Junto a los ríos de Babilonia

El Salmo 137 — el salmo del destierro, medido letra por letra

Dos salmos antes de bendecir

Es costumbre recitar, antes de la bendición que sigue al pan (Birkat HaMazón), uno de dos salmos: en día ordinario el Salmo 137, y en Shabat y días de fiesta el Salmo 126. Los dos juntos forman un solo viaje: el 137 es la ida de Tzión al destierro de Babilonia; el 126 es el regreso del destierro y la alegría de la redención.

Y los dos se sostienen sobre una sola palabra. En Bamidbar (Números) 33:2 está escrito: «Y Moisés escribió los orígenes (מוֹצָאֵיהֶם) de sus viajes… y estos son sus viajes según sus orígenes». La palabra «origen», «punto de salida» —מוֹצָא, motzá— vale 137. Irse y volver son, las dos, un movimiento hacia el origen.

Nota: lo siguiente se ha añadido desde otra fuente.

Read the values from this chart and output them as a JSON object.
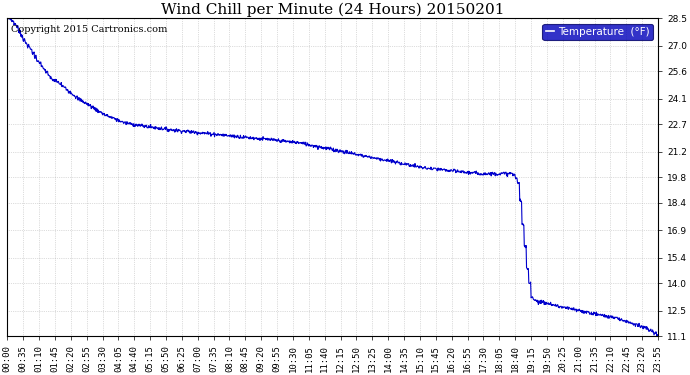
{
  "title": "Wind Chill per Minute (24 Hours) 20150201",
  "copyright_text": "Copyright 2015 Cartronics.com",
  "legend_label": "Temperature  (°F)",
  "legend_bg": "#0000bb",
  "legend_text_color": "#ffffff",
  "line_color": "#0000cc",
  "bg_color": "#ffffff",
  "plot_bg_color": "#ffffff",
  "grid_color": "#aaaaaa",
  "grid_style": ":",
  "ylim": [
    11.1,
    28.5
  ],
  "yticks": [
    11.1,
    12.5,
    14.0,
    15.4,
    16.9,
    18.4,
    19.8,
    21.2,
    22.7,
    24.1,
    25.6,
    27.0,
    28.5
  ],
  "xlim_minutes": [
    0,
    1435
  ],
  "xtick_labels": [
    "00:00",
    "00:35",
    "01:10",
    "01:45",
    "02:20",
    "02:55",
    "03:30",
    "04:05",
    "04:40",
    "05:15",
    "05:50",
    "06:25",
    "07:00",
    "07:35",
    "08:10",
    "08:45",
    "09:20",
    "09:55",
    "10:30",
    "11:05",
    "11:40",
    "12:15",
    "12:50",
    "13:25",
    "14:00",
    "14:35",
    "15:10",
    "15:45",
    "16:20",
    "16:55",
    "17:30",
    "18:05",
    "18:40",
    "19:15",
    "19:50",
    "20:25",
    "21:00",
    "21:35",
    "22:10",
    "22:45",
    "23:20",
    "23:55"
  ],
  "xtick_minutes": [
    0,
    35,
    70,
    105,
    140,
    175,
    210,
    245,
    280,
    315,
    350,
    385,
    420,
    455,
    490,
    525,
    560,
    595,
    630,
    665,
    700,
    735,
    770,
    805,
    840,
    875,
    910,
    945,
    980,
    1015,
    1050,
    1085,
    1120,
    1155,
    1190,
    1225,
    1260,
    1295,
    1330,
    1365,
    1400,
    1435
  ],
  "title_fontsize": 11,
  "tick_fontsize": 6.5,
  "copyright_fontsize": 7
}
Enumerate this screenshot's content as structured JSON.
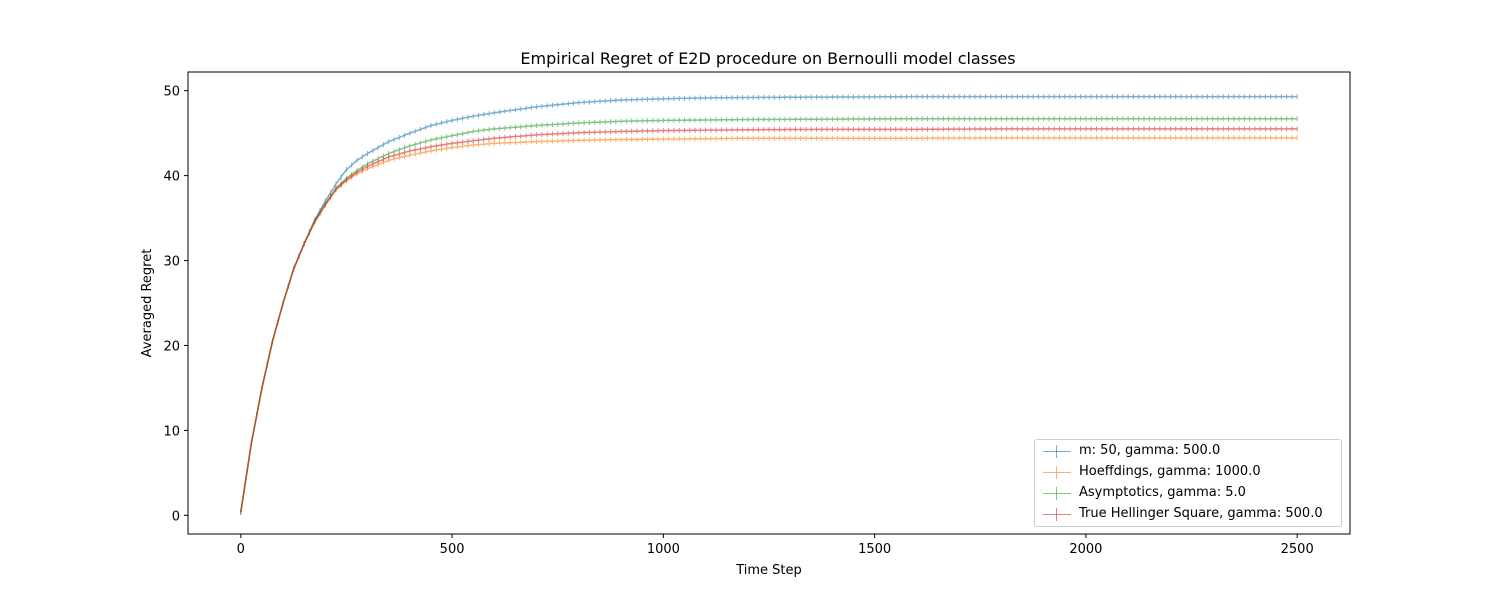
{
  "chart_data": {
    "type": "line",
    "title": "Empirical Regret of E2D procedure on Bernoulli model classes",
    "xlabel": "Time Step",
    "ylabel": "Averaged Regret",
    "xlim": [
      -125,
      2625
    ],
    "ylim": [
      -2.2,
      52.2
    ],
    "xticks": [
      0,
      500,
      1000,
      1500,
      2000,
      2500
    ],
    "yticks": [
      0,
      10,
      20,
      30,
      40,
      50
    ],
    "grid": false,
    "legend_position": "lower right",
    "error_bars": true,
    "series": [
      {
        "name": "m: 50, gamma: 500.0",
        "color": "#1f77b4",
        "x": [
          0,
          25,
          50,
          75,
          100,
          125,
          150,
          175,
          200,
          225,
          250,
          275,
          300,
          350,
          400,
          450,
          500,
          550,
          600,
          700,
          800,
          900,
          1000,
          1100,
          1200,
          1400,
          1600,
          1800,
          2000,
          2200,
          2500
        ],
        "y": [
          0.4,
          8.5,
          15.0,
          20.5,
          25.0,
          29.0,
          32.0,
          34.8,
          37.0,
          39.0,
          40.7,
          41.8,
          42.6,
          44.0,
          45.0,
          45.9,
          46.5,
          47.0,
          47.4,
          48.1,
          48.6,
          48.9,
          49.05,
          49.15,
          49.2,
          49.25,
          49.3,
          49.3,
          49.3,
          49.3,
          49.3
        ]
      },
      {
        "name": "Hoeffdings, gamma: 1000.0",
        "color": "#ff7f0e",
        "x": [
          0,
          25,
          50,
          75,
          100,
          125,
          150,
          175,
          200,
          225,
          250,
          275,
          300,
          350,
          400,
          450,
          500,
          550,
          600,
          700,
          800,
          900,
          1000,
          1100,
          1200,
          1400,
          1600,
          1800,
          2000,
          2200,
          2500
        ],
        "y": [
          0.4,
          8.5,
          15.0,
          20.5,
          25.0,
          29.0,
          32.0,
          34.5,
          36.5,
          38.3,
          39.4,
          40.2,
          40.8,
          41.8,
          42.4,
          42.9,
          43.3,
          43.6,
          43.8,
          44.0,
          44.15,
          44.25,
          44.3,
          44.35,
          44.4,
          44.4,
          44.4,
          44.45,
          44.45,
          44.45,
          44.45
        ]
      },
      {
        "name": "Asymptotics, gamma: 5.0",
        "color": "#2ca02c",
        "x": [
          0,
          25,
          50,
          75,
          100,
          125,
          150,
          175,
          200,
          225,
          250,
          275,
          300,
          350,
          400,
          450,
          500,
          550,
          600,
          700,
          800,
          900,
          1000,
          1100,
          1200,
          1400,
          1600,
          1800,
          2000,
          2200,
          2500
        ],
        "y": [
          0.4,
          8.5,
          15.0,
          20.5,
          25.0,
          29.0,
          32.0,
          34.7,
          36.7,
          38.5,
          39.7,
          40.6,
          41.4,
          42.6,
          43.5,
          44.2,
          44.7,
          45.2,
          45.5,
          45.9,
          46.2,
          46.4,
          46.5,
          46.55,
          46.6,
          46.65,
          46.7,
          46.7,
          46.7,
          46.7,
          46.7
        ]
      },
      {
        "name": "True Hellinger Square, gamma: 500.0",
        "color": "#d62728",
        "x": [
          0,
          25,
          50,
          75,
          100,
          125,
          150,
          175,
          200,
          225,
          250,
          275,
          300,
          350,
          400,
          450,
          500,
          550,
          600,
          700,
          800,
          900,
          1000,
          1100,
          1200,
          1400,
          1600,
          1800,
          2000,
          2200,
          2500
        ],
        "y": [
          0.4,
          8.5,
          15.0,
          20.5,
          25.0,
          29.0,
          32.0,
          34.6,
          36.6,
          38.4,
          39.5,
          40.4,
          41.1,
          42.2,
          42.9,
          43.4,
          43.8,
          44.1,
          44.4,
          44.8,
          45.05,
          45.2,
          45.3,
          45.35,
          45.4,
          45.45,
          45.45,
          45.5,
          45.5,
          45.5,
          45.5
        ]
      }
    ]
  }
}
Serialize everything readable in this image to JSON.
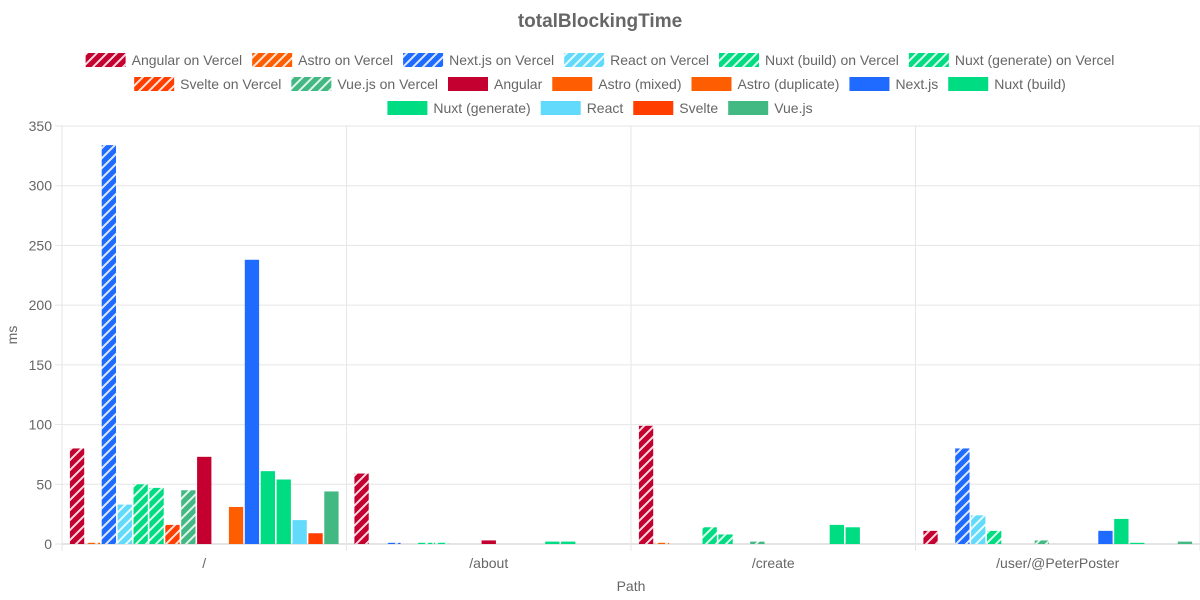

«Junto a los ríos de Babilonia, allí nos sentamos y también lloramos, al recordarnos de Tzión.»

Tehilim (Salmos) 137:1

Ochenta y cuatro palabras, y la lengua justo en medio

לְשׁוֹנִיPalabra 42
|
לְחִכִּיPalabra 43

El Salmo 137 tiene exactamente 84 palabras. La mitad de 84 es 42 — el mismo número de campamentos que Israel recorrió en el desierto (Bamidbar 33; Rashi ad loc.). ¿Y dónde cae exactamente la palabra número 42? En לְשׁוֹנִי, leshoní, «mi lengua». La número 43 es לְחִכִּי, lejikí, «a mi paladar».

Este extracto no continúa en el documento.